Breo said:
I am not sure I do understand what you mean by relation. I can see the diagram and the mathematical formulae for each one.
The Feynman rules tells you what mathematical relationship corresponds to each vertex, each propagator, and each external lines... so that you can go on further and calculate the amplitudes and the cross sections later on...
Breo said:
If I have for example H > gg, I look to the posible vertex which have gluons, those are quarks, ghosts or more gluons. Then I check to H possible vertex and there is one with 2 fermions so the only possible way is to make a triangle of 3 quarks in between as the diagram you posted.
This sounds tiring... but in general it's a way... I don't know whether (unconsciously) I am doing this process when I try to think of a diagram...

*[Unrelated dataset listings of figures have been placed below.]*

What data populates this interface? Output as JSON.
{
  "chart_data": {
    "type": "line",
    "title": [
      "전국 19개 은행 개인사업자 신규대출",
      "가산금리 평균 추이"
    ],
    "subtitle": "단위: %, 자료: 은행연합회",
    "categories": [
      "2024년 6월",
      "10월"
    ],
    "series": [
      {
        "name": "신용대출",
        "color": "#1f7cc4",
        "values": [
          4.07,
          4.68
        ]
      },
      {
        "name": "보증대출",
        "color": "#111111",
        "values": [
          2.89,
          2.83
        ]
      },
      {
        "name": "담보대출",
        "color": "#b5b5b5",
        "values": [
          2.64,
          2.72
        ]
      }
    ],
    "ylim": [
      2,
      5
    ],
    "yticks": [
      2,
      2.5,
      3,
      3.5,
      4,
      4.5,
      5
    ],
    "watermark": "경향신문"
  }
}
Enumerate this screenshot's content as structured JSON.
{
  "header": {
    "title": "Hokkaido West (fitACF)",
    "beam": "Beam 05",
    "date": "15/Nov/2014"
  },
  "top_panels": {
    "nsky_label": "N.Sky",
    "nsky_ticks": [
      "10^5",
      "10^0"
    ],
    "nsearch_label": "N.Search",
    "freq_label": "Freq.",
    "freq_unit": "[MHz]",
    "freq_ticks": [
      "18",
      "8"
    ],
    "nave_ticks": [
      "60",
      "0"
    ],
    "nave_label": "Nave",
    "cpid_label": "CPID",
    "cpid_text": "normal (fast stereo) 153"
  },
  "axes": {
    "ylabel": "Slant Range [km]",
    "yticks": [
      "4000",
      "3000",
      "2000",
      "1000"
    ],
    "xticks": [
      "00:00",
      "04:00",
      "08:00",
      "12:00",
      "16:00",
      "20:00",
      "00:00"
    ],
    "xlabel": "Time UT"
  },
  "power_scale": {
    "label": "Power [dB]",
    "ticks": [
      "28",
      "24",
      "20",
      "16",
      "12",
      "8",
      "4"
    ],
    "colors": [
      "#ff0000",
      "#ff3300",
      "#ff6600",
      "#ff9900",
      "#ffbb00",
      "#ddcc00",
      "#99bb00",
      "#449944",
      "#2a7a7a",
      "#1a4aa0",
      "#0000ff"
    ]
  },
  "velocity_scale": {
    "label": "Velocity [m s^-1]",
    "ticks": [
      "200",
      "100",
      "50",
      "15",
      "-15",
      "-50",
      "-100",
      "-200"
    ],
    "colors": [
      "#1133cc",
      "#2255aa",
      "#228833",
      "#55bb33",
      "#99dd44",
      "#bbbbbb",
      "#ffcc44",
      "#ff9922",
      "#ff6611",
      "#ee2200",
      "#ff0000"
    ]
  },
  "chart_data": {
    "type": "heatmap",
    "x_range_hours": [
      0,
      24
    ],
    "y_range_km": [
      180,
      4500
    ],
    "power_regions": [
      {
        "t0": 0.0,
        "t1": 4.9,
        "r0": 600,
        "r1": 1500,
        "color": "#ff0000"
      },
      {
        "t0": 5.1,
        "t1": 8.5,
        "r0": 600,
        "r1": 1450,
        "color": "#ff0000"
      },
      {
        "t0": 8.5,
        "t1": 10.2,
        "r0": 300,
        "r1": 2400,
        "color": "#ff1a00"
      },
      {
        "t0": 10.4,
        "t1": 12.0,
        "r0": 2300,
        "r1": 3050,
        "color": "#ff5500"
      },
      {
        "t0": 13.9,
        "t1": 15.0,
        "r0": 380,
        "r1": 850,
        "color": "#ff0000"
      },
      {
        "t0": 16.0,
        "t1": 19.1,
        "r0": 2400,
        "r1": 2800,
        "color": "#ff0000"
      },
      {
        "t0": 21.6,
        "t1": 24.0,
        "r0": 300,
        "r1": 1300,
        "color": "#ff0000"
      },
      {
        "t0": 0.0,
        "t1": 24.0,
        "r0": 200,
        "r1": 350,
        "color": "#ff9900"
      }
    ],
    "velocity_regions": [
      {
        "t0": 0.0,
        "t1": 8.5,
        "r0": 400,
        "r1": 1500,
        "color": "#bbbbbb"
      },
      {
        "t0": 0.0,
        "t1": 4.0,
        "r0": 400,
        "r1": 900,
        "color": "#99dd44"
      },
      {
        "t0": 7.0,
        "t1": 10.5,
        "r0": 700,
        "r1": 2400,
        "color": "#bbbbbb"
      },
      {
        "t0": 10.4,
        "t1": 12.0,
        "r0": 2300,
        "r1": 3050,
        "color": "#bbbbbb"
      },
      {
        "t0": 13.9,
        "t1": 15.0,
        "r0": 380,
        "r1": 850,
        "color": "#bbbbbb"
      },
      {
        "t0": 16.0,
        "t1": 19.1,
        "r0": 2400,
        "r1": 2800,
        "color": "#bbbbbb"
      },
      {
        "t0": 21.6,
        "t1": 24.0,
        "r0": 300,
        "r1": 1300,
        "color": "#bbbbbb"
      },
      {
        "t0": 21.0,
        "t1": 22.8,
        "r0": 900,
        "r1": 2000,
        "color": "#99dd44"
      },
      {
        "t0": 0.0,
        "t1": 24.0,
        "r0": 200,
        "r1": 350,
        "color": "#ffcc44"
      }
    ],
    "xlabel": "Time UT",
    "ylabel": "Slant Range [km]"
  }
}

I would just remember from the Lagrangian that the scalars couple to fermions (so the Higgs->fermion+fermion would be the thing that would come in my mind). Then I would think that you need two external gluons, and so what else could it be but the fermions to be quarks (no other fermions couple to gluons)... then I already think you have been told enough about which quark would be the most dominant one. It's all in the Lagrangian. So I guess I am moving with the symmetries. I wouldn't follow your way, which gives me the impression that you follow the algorithm:
Solve 4+5:
1- write all numbers from 1 to 100
2- choose the number 4 from them
3- write all numbers from 1 to 100
4- choose the number 5 from them
6- combine to the number that corresponds to 4+5.
(I'd drop the 1 and 3 line)
Now a general interaction cannot be answered in 1 way, because there may be more interactions possible... take for example the e^-e^+ \rightarrow f^- f^+ (with f some fermion). This interaction can also be done through photons as well as through Z-bosons.